A. Le cadre d’analyse

[16] Les justiciables sont généralement liés par les actes de leur avocat. Dans des cas exceptionnels, cependant, l’incompétence de l’avocat peut donner lieu à un manquement à l’équité procédurale. En l’espèce, l’article 71 de la Loi permet à la SAI de rouvrir une affaire « sur preuve de manquement à un principe de justice naturelle », notamment les cas d’incompétence d’un avocat.

[17] Dans l’arrêt R c GDB, 2000 CSC 22, aux paragraphes 26 et 27, [2000] 1 RCS 520 [GDB], la Cour suprême du Canada a fourni les directives qui suivent en ce qui concerne l’appréciation des allégations concernant l’incompétence d’un avocat :

[...] il faut démontrer, dans un premier temps, que les actes ou les omissions de l’avocat relevaient de l’incompétence, et, dans un deuxième temps, qu’une erreur judiciaire en a résulté.

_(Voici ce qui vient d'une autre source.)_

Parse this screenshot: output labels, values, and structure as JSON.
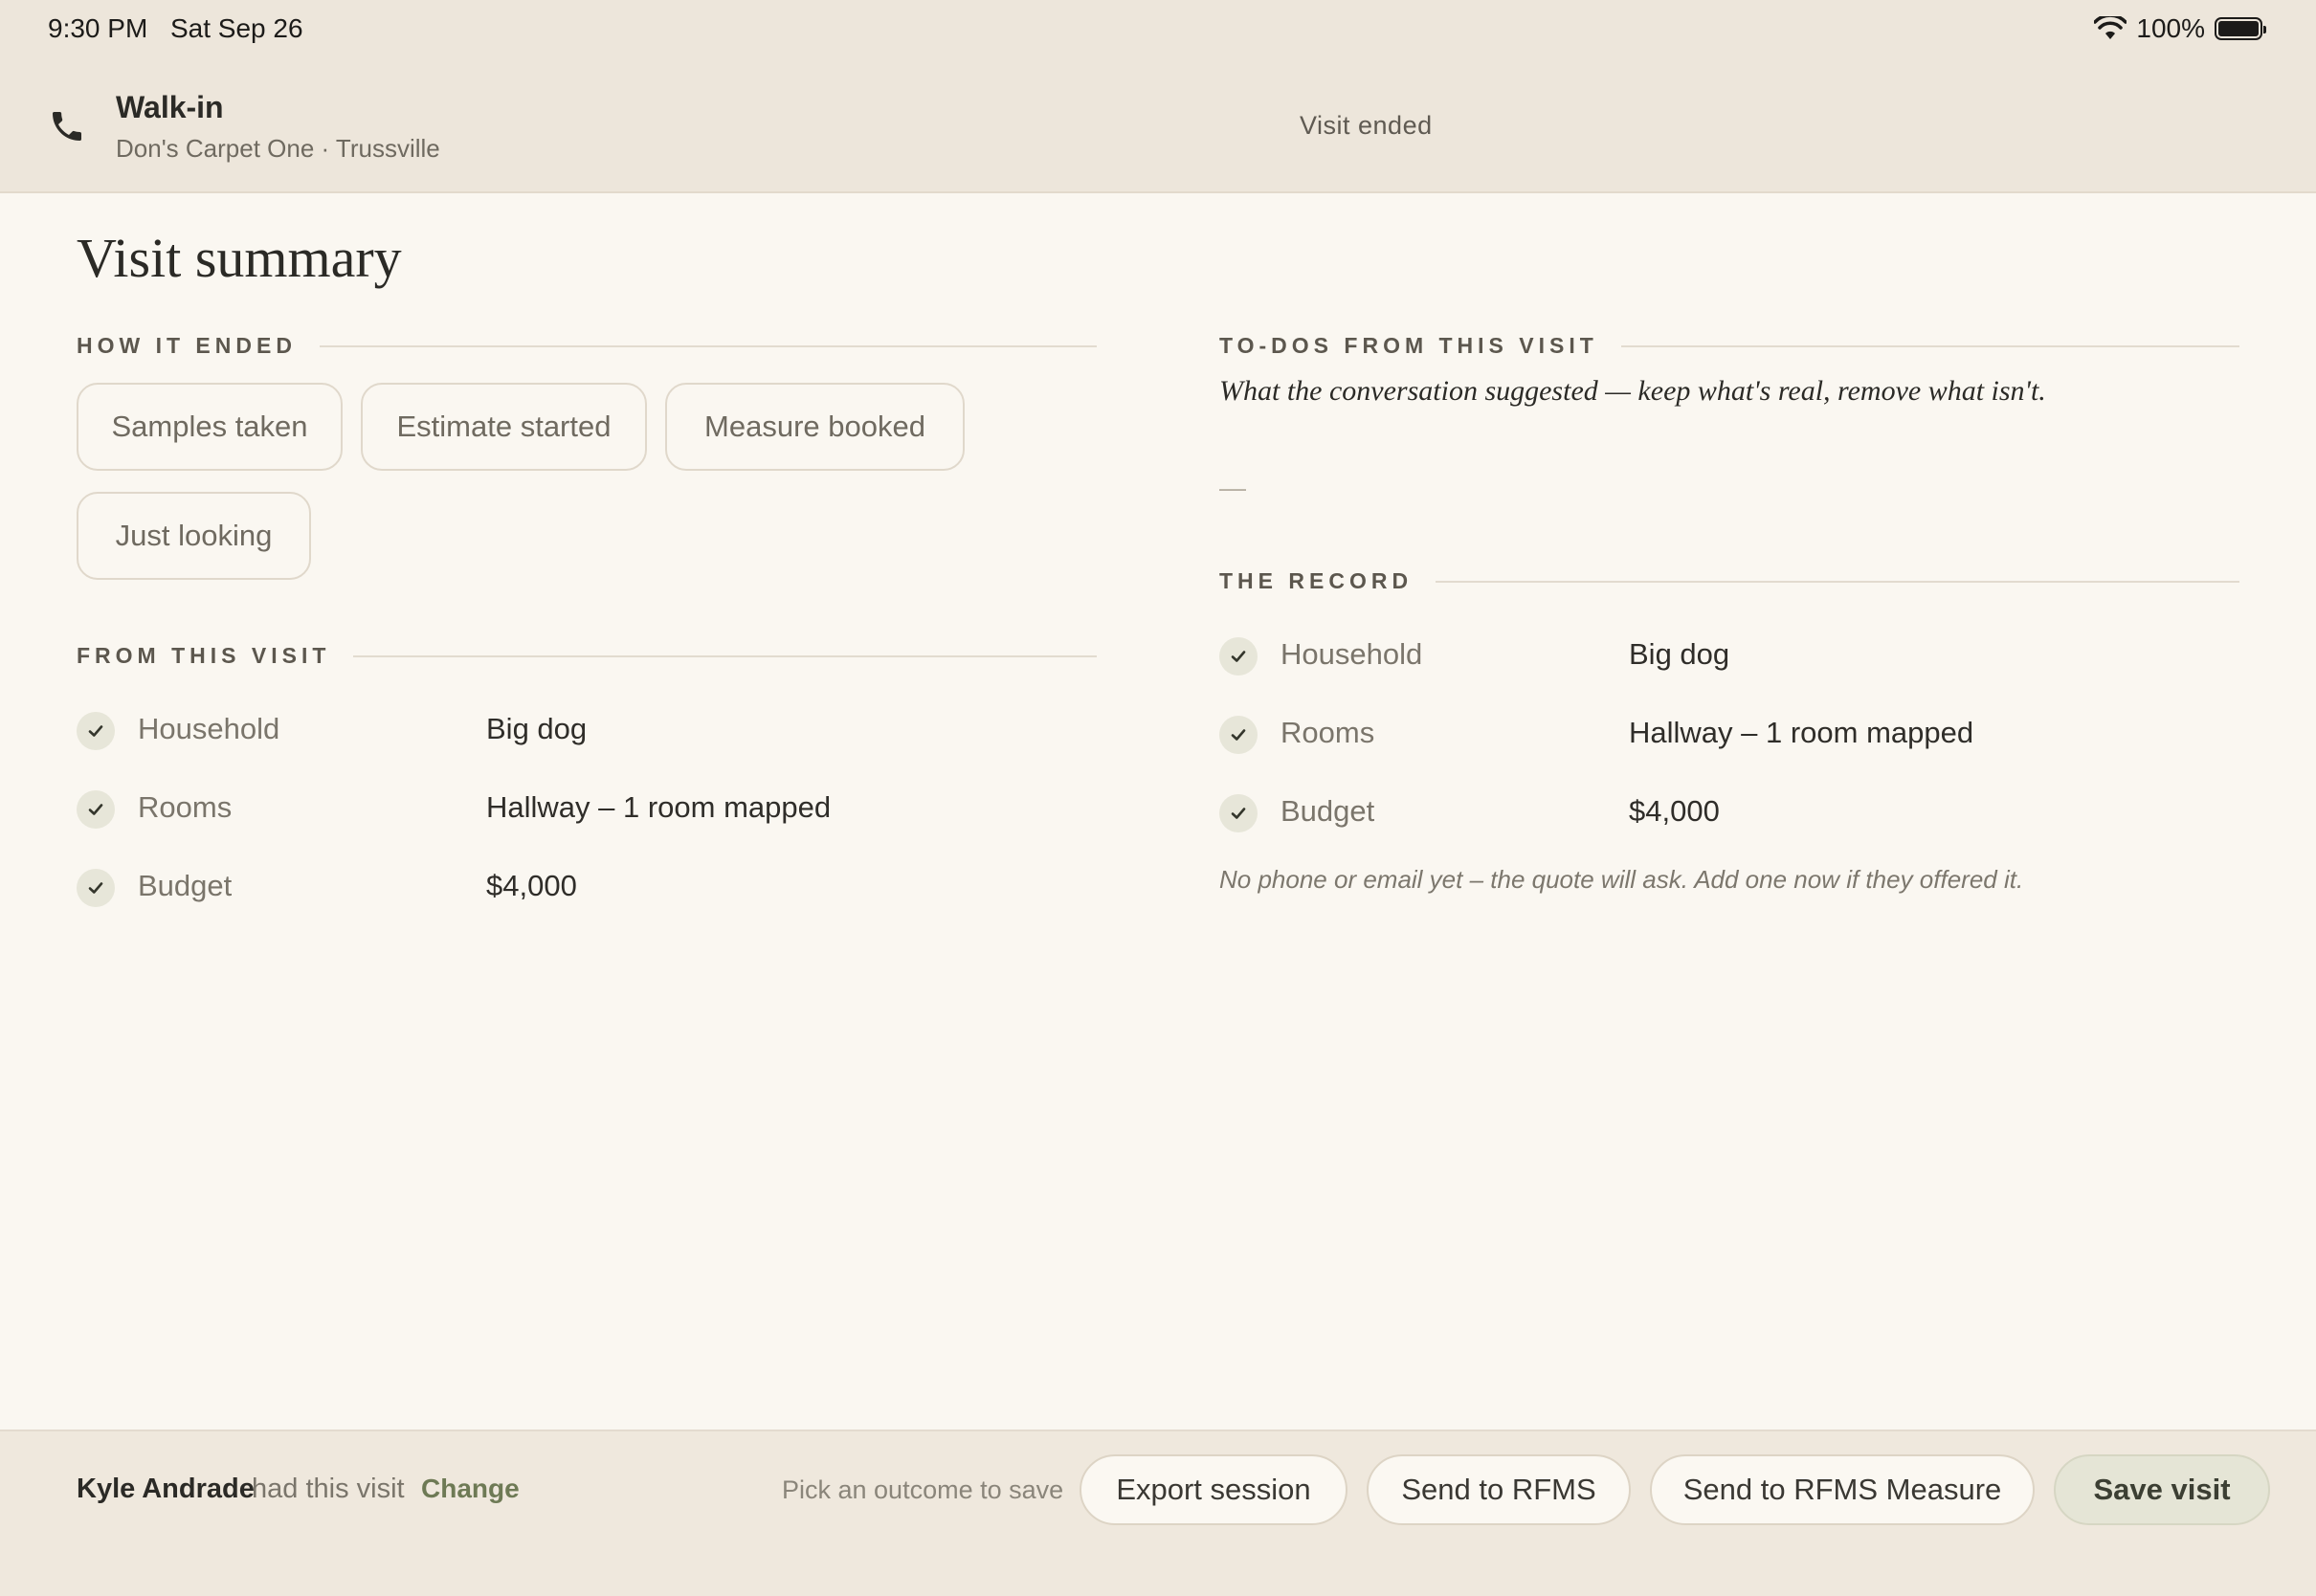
{
  "status_bar": {
    "time": "9:30 PM",
    "date": "Sat Sep 26",
    "battery": "100%",
    "battery_level": 1.0
  },
  "header": {
    "icon": "phone-icon",
    "title": "Walk-in",
    "subtitle": "Don's Carpet One · Trussville",
    "status": "Visit ended"
  },
  "page": {
    "title": "Visit summary"
  },
  "how_it_ended": {
    "heading": "HOW IT ENDED",
    "options": [
      "Samples taken",
      "Estimate started",
      "Measure booked",
      "Just looking"
    ]
  },
  "from_this_visit": {
    "heading": "FROM THIS VISIT",
    "rows": [
      {
        "label": "Household",
        "value": "Big dog"
      },
      {
        "label": "Rooms",
        "value": "Hallway – 1 room mapped"
      },
      {
        "label": "Budget",
        "value": "$4,000"
      }
    ]
  },
  "todos": {
    "heading": "TO-DOS FROM THIS VISIT",
    "subtitle": "What the conversation suggested — keep what's real, remove what isn't.",
    "empty": "—"
  },
  "record": {
    "heading": "THE RECORD",
    "rows": [
      {
        "label": "Household",
        "value": "Big dog"
      },
      {
        "label": "Rooms",
        "value": "Hallway – 1 room mapped"
      },
      {
        "label": "Budget",
        "value": "$4,000"
      }
    ],
    "note": "No phone or email yet – the quote will ask. Add one now if they offered it."
  },
  "footer": {
    "user_name": "Kyle Andrade",
    "had_visit": "had this visit",
    "change_label": "Change",
    "hint": "Pick an outcome to save",
    "buttons": {
      "export": "Export session",
      "send_rfms": "Send to RFMS",
      "send_rfms_measure": "Send to RFMS Measure",
      "save": "Save visit"
    }
  },
  "colors": {
    "background": "#faf7f1",
    "header": "#ede6db",
    "accent_green": "#6e7a55",
    "check_bg": "#e7e6d9"
  }
}
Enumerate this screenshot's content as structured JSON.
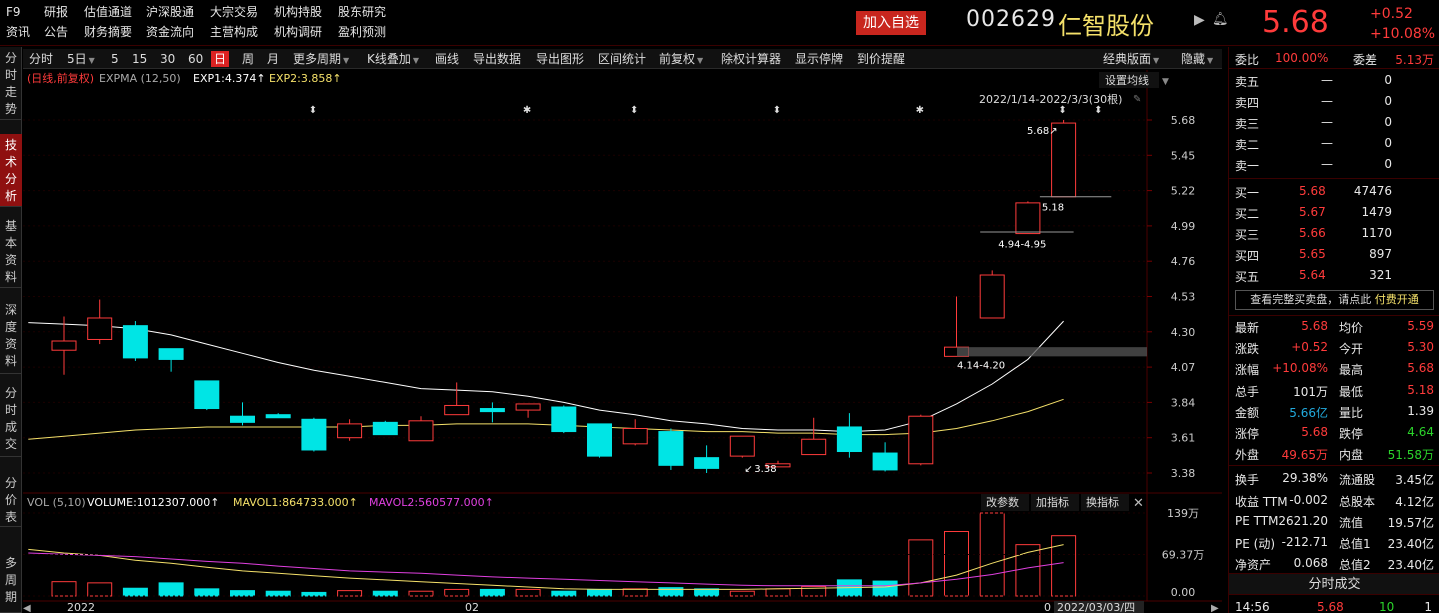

L’incompétence est appréciée au moyen de la norme du caractère raisonnable. Le point de départ de l’analyse est la forte présomption que la conduite de l’avocat se situe à l’intérieur du large éventail de l’assistance professionnelle raisonnable. Il incombe à l’appelant de démontrer que les actes ou omissions reprochés à l’avocat ne découlaient pas de l’exercice d’un jugement professionnel raisonnable. La sagesse rétrospective n’a pas sa place dans cette appréciation.

[18] Le critère comporte deux volets, parfois appelés respectivement le volet « examen du travail de l’avocat » et le volet « appréciation du préjudice ».

[19] Mon collègue le juge Alan Diner a résumé ainsi ces exigences, telles qu’elles trouvent application dans les instances en matière d’immigration, dans la décision Guadron c Canada (Citoyenneté et Immigration), 2014 CF 1092 au paragraphe 11 :

1. les omissions ou les actes allégués contre la représentante constituaient de l’incompétence;

2. il y a eu déni de justice, en ce sens que, n’eût été la conduite alléguée, il existe une probabilité raisonnable que le résultat de l’audience initiale ait été différent;

3. la représentante a été informée des allégations et a eu une possibilité raisonnable de répondre.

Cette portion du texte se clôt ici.